2019年5月8日テレビ番組の趣味どきっ!メリハリ美筋ボディー(チャプター2・基本の筋トレでシェイプアップ!その1)で放送された、「【おなかまわり】腹筋で締める」をご紹介します。教えてくれたのは早稲田大学スポーツ科学学術院教授の広瀬統一さん。
目次
おなかまわりを腹筋で締める!(チャプター2・その1)
ウォーミングアップ!股関節&脇腹ストレッチ
筋トレ前のストレッチは動く範囲を広げるために大事!
① 片ひざをついて立ち、両手を前のひざに置く
② 体重を前にかけ、20秒間キープ
③ その状態のまま後ろ脚側の手をまっすぐに伸ばす
左右 各1回
腹筋ステップ1:ドローイン
① あおむけになり両ひざを立てる。
② 手のひらを床に向け、腰の下に差し込む。
③ 息を吐きながら背中を手の甲に押し付け5秒間キープ
10~20回行う
腹筋ステップ1(ステップアップ):へそのぞきドローイン
① おなかに手をあて、息を吐きながらへそをのぞくように頭と肩を少し上げる
② 5秒間キープ。10~20回行う
腹筋ステップ2:脚上げお尻アップ
① あおむけになり、両ひざを伸ばして脚を上げる
② おなかの筋肉に力を入れてお尻を浮かせ2秒間キープ
※骨盤が後ろに返るように意識する
③ 10~20回
・上げるのは1センチくらいでもOK。

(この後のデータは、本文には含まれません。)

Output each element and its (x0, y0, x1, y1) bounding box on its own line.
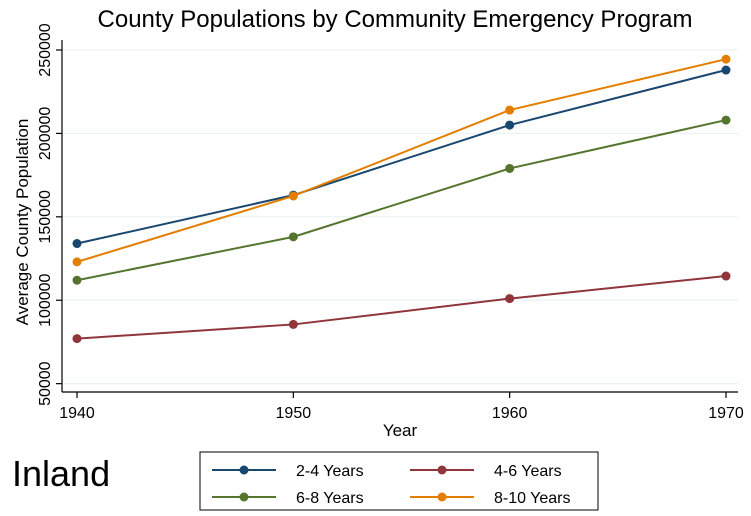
series-6-8-years (72, 115, 731, 285)
series-lines (72, 54, 731, 344)
legend-box (199, 451, 599, 511)
legend: 2-4 Years 4-6 Years 6-8 Years 8-10 Years (199, 451, 599, 511)
x-axis-title: Year (383, 421, 418, 440)
data-point (721, 54, 731, 64)
legend-label: 6-8 Years (296, 490, 364, 507)
panel-label: Inland (12, 453, 110, 494)
legend-swatch-marker (437, 465, 447, 475)
y-tick-label: 150000 (37, 190, 54, 243)
series-2-4-years (72, 65, 731, 249)
legend-swatch-marker (437, 492, 447, 502)
series-line (76, 119, 727, 282)
legend-item: 8-10 Years (410, 490, 571, 507)
data-point (721, 271, 731, 281)
y-tick-label: 250000 (37, 23, 54, 76)
data-point (72, 334, 82, 344)
legend-item: 6-8 Years (212, 490, 364, 507)
data-point (288, 191, 298, 201)
data-point (72, 257, 82, 267)
legend-item: 4-6 Years (410, 463, 562, 480)
data-point (505, 294, 515, 304)
y-ticks: 50000 100000 150000 200000 250000 (37, 23, 62, 406)
data-point (505, 163, 515, 173)
data-point (72, 239, 82, 249)
series-line (76, 69, 727, 245)
legend-item: 2-4 Years (212, 463, 364, 480)
y-axis-title: Average County Population (13, 119, 32, 326)
legend-entries: 2-4 Years 4-6 Years 6-8 Years 8-10 Years (212, 463, 571, 507)
legend-swatch-marker (239, 465, 249, 475)
x-tick-label: 1950 (276, 405, 312, 422)
y-tick-label: 100000 (37, 273, 54, 326)
axes (61, 40, 738, 393)
data-point (288, 232, 298, 242)
x-tick-label: 1960 (492, 405, 528, 422)
series-line (76, 275, 727, 340)
chart-title: County Populations by Community Emergenc… (98, 6, 693, 33)
y-tick-label: 200000 (37, 107, 54, 160)
data-point (505, 105, 515, 115)
legend-swatch-marker (239, 492, 249, 502)
legend-label: 8-10 Years (494, 490, 571, 507)
series-line (76, 58, 727, 263)
data-point (721, 65, 731, 75)
x-tick-label: 1940 (59, 405, 95, 422)
data-point (72, 275, 82, 285)
x-tick-label: 1970 (708, 405, 744, 422)
legend-label: 2-4 Years (296, 463, 364, 480)
series-8-10-years (72, 54, 731, 267)
grid-lines (62, 49, 738, 385)
y-tick-label: 50000 (37, 361, 54, 406)
data-point (505, 120, 515, 130)
x-ticks: 1940 1950 1960 1970 (59, 392, 744, 422)
data-point (721, 115, 731, 125)
series-4-6-years (72, 271, 731, 344)
data-point (288, 319, 298, 329)
legend-label: 4-6 Years (494, 463, 562, 480)
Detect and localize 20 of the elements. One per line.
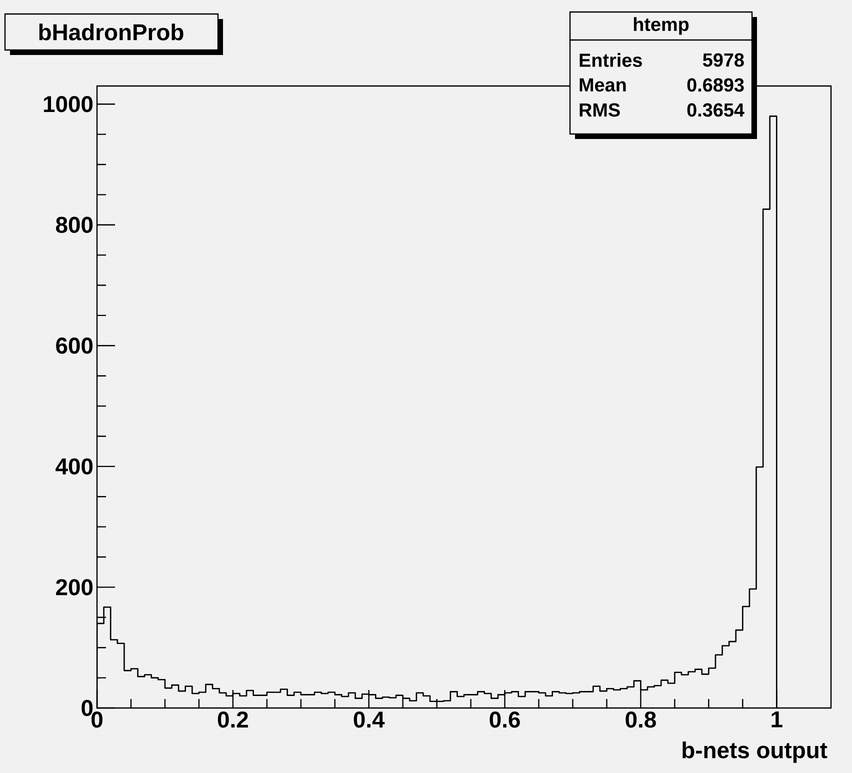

おへそまわりの筋肉を使って骨盤が動かせているが大事。
・頭が上がらないように注意。
腹筋ステップ2(ステップアップ):ひざ曲げお尻アップ
① あおむけになり、両ひざを曲げて脚を上げる
② おなかの筋肉に力を入れてお尻を浮かせ2秒間キープ
③ 10~20回
腹筋ステップ3:腹筋
① あおむけになり両ひざを立てて、おへその横に手を置く
② おなかの筋肉に力を入れ、3秒間かけて背中から腰を起こす
③ 3秒間かけて戻す
10~20回
・呼吸を止めず、呼吸をしながら行うのが大事
・手を伸ばすことで負荷を減らせる
・筋肉を使えていれば上まで上がらなくてもOK
腹筋ステップ3(ステップアップ):ひねり腹筋
① あおむけになり両ひざを立てて、おへその横に手を置く
② おなかの筋肉に力を入れ、背中から腰を斜めに起こしていく
③ 前・右・左の順に3秒間かけてあがり、3秒間かけて戻る
4~7セット
今日の感想とまとめ
体調に合わせて無理をしないでください。